Would you want your children not to learn anything, because “they have AI”?

No, children still need to learn. That will never change. What they learn however will over time.

Are you OK with your children using the AI for all of their homework?

Yes, frankly I am. Why? Because much of what we teach them in school is utterly pointless.
For example, learning to read Shakespear never taught me anything useful in my life. I regret much of my school years to be honest.
I leanred to read and write, sure. But I learned Math, Science, Computing and how things work on my own by being very curious.

What sense will it make?

That assumes I answered “no”, which I did not. So it all makes perfect sense :D

What kind of future would that bring for them?

This assumes I said “Yes”, which I did :D It will be an itneresting future that’s for sure. I don’t think we can just bury our heads in teh sand and pretend it’s all going to go away, It will not. It will make things very interesting for sure, as we’re already starting to see what’s possible and what’s changeing. For example; ordinary people are using these LLM(s) to write their legal suit and defense in courts with varying levels of success.

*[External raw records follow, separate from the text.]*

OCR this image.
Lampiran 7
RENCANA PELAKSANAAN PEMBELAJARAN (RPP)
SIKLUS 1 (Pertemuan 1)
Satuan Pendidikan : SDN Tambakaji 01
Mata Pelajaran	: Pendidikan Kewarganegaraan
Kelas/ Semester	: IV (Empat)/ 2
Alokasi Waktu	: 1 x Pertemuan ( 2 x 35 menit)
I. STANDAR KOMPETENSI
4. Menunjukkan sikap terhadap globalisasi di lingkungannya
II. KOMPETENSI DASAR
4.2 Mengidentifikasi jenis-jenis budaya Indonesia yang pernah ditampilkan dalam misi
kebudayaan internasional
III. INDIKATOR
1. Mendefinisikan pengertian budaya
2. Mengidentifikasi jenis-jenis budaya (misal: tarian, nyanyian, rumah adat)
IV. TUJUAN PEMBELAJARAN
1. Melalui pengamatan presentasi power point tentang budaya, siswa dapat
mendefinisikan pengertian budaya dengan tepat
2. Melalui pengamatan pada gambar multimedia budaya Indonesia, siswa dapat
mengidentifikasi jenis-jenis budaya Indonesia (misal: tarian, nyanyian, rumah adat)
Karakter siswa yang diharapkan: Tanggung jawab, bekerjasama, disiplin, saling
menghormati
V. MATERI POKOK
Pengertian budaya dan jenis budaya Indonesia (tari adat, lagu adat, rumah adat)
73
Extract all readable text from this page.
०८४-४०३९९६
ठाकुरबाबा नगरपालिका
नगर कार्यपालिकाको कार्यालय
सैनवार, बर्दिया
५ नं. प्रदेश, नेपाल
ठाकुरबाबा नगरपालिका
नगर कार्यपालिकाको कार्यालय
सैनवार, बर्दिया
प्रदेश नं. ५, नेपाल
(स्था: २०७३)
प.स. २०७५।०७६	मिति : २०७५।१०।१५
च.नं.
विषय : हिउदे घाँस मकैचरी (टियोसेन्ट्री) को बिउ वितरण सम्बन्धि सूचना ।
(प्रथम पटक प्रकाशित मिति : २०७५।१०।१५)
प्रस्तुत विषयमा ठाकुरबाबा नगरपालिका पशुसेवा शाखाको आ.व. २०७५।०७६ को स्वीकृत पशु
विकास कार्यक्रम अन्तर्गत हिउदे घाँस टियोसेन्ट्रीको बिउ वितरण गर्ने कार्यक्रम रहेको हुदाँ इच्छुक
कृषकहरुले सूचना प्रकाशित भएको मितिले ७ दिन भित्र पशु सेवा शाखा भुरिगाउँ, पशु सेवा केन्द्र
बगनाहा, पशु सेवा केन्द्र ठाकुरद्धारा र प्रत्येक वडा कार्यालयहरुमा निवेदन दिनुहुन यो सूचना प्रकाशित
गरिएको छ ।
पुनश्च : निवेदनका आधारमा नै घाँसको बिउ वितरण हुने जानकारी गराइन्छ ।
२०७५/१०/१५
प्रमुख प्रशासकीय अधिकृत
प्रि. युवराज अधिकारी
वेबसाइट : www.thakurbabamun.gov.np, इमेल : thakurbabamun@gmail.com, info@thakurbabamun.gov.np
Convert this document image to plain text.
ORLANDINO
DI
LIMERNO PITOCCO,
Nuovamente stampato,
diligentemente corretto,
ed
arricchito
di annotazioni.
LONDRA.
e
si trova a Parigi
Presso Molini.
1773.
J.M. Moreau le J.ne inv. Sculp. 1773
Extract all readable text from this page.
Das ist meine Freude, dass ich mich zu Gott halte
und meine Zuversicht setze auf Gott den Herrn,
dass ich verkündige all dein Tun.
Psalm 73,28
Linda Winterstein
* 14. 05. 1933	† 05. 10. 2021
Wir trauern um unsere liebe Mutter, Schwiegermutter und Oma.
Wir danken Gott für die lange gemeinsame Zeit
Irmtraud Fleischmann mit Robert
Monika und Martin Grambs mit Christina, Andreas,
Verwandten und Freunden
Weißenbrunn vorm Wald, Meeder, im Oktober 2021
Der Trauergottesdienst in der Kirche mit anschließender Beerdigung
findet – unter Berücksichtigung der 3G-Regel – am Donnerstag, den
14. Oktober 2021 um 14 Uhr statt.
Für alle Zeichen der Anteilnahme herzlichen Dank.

Even if AI were to become omniscient, what will it be of the human race then?

I’m not convinced it ever will. In fact, I am not convinced we know how to create true intellience at all.

What would we do?

What would be so different from say an Alien invasion from far superious beings?
What would we do that? Band together and defend humanity?

Serve the AI? Maintain the AI?

That assumes that “AI” will become intelligent and omniscient, which I don’t believe it ever will.

Would we have found the true meaning of life then?

If the meaning of life is to create our own sub-species liken to ourselves, sure, maybe. But is that even a reality? not sure, I doubt it. We barely understand ourselves at the best of times, let alone how our minds works.

To care for AI, Is that it?

How would this be different to caring for a friend, a family member If we could ever truly reate an actual sentient being with real feelings and intelligenace, is there any reason to worry? Could we not be freinds and have mutual goals and form relationships?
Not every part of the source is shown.